Un rugido inhumano rasgó el silencio desde la distancia, un sonido que no pertenecía a este mundo. Mis ojos se alzaron, siguiendo el eco hacia el Bosque Primordial, donde los árboles retorcidos parecían inclinarse como si temieran lo que emergía de sus sombras. Entonces lo escuché, un grito de triunfo fanático que heló mi sangre más que cualquier zarcillo. "¡El hambre final ha comenzado!", proclamó Erich Stahl, su voz resonando como un trueno desde algún lugar profundo, quizás desde el mismísimo Trono de Hueso. Podía imaginarlo, robusto y encorvado por sus heridas, pero con esos ojos azul hielo brillando con un rojo enfermizo, el fragmento del sello incrustado en su brazo pulsando con un poder que no debía tocar. Sus palabras eran una sentencia, una promesa de caos que se alzaba como una ola hacia Hexenberg.
El zarcillo en mi pierna se tensó una vez más, arrancándome un jadeo mientras mi cuerpo cedía por completo.

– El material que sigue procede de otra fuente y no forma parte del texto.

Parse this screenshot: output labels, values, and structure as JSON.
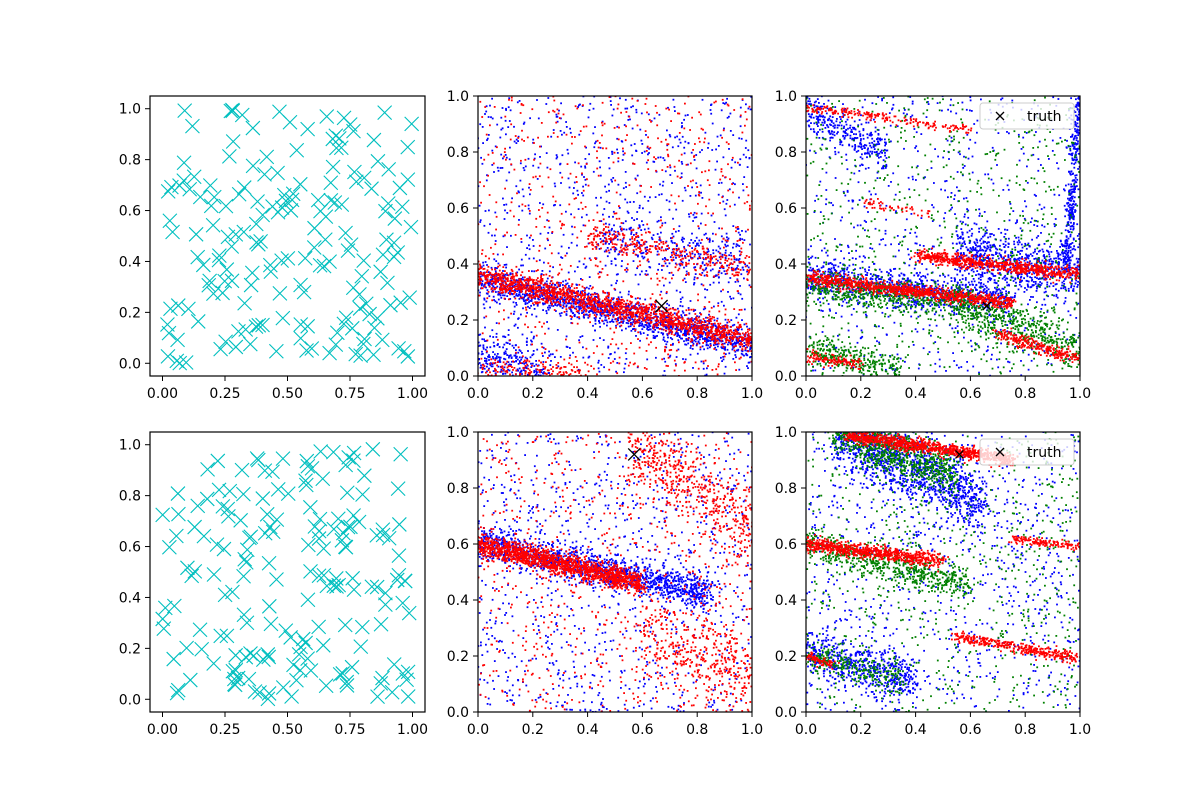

Caí hacia adelante, mis rodillas hundiéndose en la ceniza, mi visión borrosa por el dolor y el agotamiento. Mi piel, casi completamente transparente ahora, parecía deshacerse bajo la luz de la luna carmesí, y mis ojos, al alzarse hacia el cielo, destellaron con ese rojo que tanto temía. Otro temblor sacudió el valle, un rugido sordo que hizo caer más piedras a mi alrededor, pero apenas lo sentí. Todo lo que podía escuchar era el eco de las palabras de Erich, resonando en el aire cargado de ceniza como una maldición. "El hambre final ha comenzado". Y mientras el zarcillo se aferraba a mí con una posesión implacable, supe que esto era solo el principio.